The artwork that I was building on the side also boosted my confidence. I’ve ended up meeting a lot of people online through my arts community, which has really given me more confidence to meet more people and connect with them naturally.
It’s all made me more of a people-centric person. I used to be a hardcore introvert. I now find being by myself draining which I never thought would happen. It still feels like a crazy concept! So, it’s been a mixture of both my Skills Union course and my new art journey.
You had an interview in your final few weeks of the UX course. Tell us what happened!
It was a crazy last few weeks, as I got an interview the week before I graduated from Skills Union, for a UX job! I applied with a portfolio which at that stage was only in black and white, and unlike some of the other candidates, I didn’t have any formal education in graphic design.

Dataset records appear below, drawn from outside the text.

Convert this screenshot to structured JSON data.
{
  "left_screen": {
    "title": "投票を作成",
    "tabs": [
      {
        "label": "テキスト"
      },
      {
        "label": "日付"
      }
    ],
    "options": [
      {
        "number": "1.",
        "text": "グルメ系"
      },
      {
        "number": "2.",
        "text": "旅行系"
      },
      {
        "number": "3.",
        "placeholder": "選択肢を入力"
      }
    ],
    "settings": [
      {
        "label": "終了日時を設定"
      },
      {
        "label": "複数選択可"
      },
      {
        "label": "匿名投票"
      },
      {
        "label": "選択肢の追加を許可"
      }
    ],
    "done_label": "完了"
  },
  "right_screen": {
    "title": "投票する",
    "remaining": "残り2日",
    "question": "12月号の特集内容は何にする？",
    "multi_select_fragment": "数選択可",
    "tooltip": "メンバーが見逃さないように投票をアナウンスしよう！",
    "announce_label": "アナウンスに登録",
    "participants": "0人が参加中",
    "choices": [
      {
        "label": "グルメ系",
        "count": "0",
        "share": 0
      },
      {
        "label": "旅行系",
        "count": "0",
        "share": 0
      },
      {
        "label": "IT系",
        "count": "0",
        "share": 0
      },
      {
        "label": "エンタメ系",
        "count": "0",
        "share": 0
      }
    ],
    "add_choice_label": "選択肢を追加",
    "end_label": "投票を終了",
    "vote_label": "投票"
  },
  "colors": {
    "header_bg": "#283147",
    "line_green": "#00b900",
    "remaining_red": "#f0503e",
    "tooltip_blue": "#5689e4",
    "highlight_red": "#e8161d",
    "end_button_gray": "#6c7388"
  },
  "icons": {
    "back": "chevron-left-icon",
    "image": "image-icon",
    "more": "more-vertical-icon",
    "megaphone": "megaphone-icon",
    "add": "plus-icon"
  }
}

I was invited to do a trial, which involved redesigning some very badly made Powerpoint slides on learning theory for primary school kids. I had to do this on Figma, which is UX industry-standard design software.
I ended up getting the job and to this day I don’t know how, as I was up against proper arts students and visual artists! These were people who knew how to do interaction design and things I’d only just learned in the final two months of my course!

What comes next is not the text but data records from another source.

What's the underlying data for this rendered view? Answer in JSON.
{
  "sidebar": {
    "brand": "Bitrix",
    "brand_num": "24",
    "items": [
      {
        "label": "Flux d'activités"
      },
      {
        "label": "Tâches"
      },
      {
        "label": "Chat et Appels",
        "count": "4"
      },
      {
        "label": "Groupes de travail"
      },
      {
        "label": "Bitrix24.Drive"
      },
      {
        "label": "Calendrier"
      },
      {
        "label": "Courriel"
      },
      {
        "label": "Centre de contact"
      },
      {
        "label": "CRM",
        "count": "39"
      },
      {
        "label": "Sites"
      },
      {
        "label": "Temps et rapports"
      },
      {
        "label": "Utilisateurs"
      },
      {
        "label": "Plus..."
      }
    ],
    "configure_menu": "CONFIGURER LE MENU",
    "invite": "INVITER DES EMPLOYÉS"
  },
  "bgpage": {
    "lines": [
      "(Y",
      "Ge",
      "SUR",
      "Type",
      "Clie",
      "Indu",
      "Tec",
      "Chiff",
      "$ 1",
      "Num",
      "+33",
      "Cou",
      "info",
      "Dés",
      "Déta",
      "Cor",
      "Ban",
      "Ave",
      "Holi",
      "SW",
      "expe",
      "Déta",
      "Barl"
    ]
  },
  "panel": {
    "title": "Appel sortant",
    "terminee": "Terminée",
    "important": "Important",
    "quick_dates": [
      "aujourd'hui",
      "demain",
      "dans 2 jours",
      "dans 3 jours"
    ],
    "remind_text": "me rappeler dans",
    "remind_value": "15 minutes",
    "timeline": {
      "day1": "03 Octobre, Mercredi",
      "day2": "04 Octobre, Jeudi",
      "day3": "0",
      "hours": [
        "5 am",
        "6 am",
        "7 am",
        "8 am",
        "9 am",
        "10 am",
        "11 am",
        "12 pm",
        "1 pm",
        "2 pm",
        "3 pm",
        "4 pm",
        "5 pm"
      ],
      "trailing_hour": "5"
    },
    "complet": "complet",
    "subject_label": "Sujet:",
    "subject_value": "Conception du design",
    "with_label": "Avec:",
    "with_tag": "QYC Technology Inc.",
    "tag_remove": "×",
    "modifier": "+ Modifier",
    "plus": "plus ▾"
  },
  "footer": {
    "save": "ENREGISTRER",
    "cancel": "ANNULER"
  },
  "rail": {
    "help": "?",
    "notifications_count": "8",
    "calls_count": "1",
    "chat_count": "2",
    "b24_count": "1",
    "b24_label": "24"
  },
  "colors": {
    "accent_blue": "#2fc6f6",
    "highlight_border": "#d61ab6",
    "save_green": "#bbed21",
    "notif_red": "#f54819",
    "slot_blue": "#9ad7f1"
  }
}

They later told me there were other qualities that they were looking for, which I had. I could think about what people needed and empathize with users. The other people didn’t put their creative spins on the slides, which I did, and they didn’t think about the end-users (children) in the way I did.
I started my new job two days after my final graduation deadline with Skills Union. That deadline was on a Saturday, I celebrated my birthday on Sunday, and on Monday, I started my first day of work!
I’d actually wanted a little break before starting, but I’m so grateful to have this job.
How amazing! What’s next for you Wingkei?
Who knows what might happen in the future, but I’m feeling good about the work I’m in, particularly the culture. The work is very flexible and there’s a good culture of trust – nobody is monitoring anyone’s working hours. The design team is small and it’s a close little community. It feels very much like Skills Union.
Aside from my UX job, after work, I’ve tried to get myself into the practice of drawing a little bit every day. I’ve put my art out into the public and am turning it into a side profession. I now live two parallel lives!
Finally, what are some of the ways you’ve changed over the last 18 months?
To be honest, I don’t really recognize the person I was before the pandemic! I was so insecure, and lacking in confidence.
A big change has been turning into an extrovert. It’s made me happier because I don’t feel as lonely anymore. I’ve also started a journal, which I kept by my bedside. I’m a very self-reflective person, and I find it so helpful to write in this every single day before I go to bed. I think they call it a ‘highlight of the day’ journal. I don’t know how I functioned without it before because it’s really helped me appreciate so much more just by writing things down.
Before, I always had the notion that life wasn’t going to get any better. I thought I should just settle and not even try and reach for more. That’s not where I’m at now. These days I’m really trying to make the most out of life. I don’t regret anything I’ve ever done or any of the career choices I’ve made. I believe all of these decisions have gotten me to where I am today.
I’m very happy. In fact, I’m probably at the peak of my life now.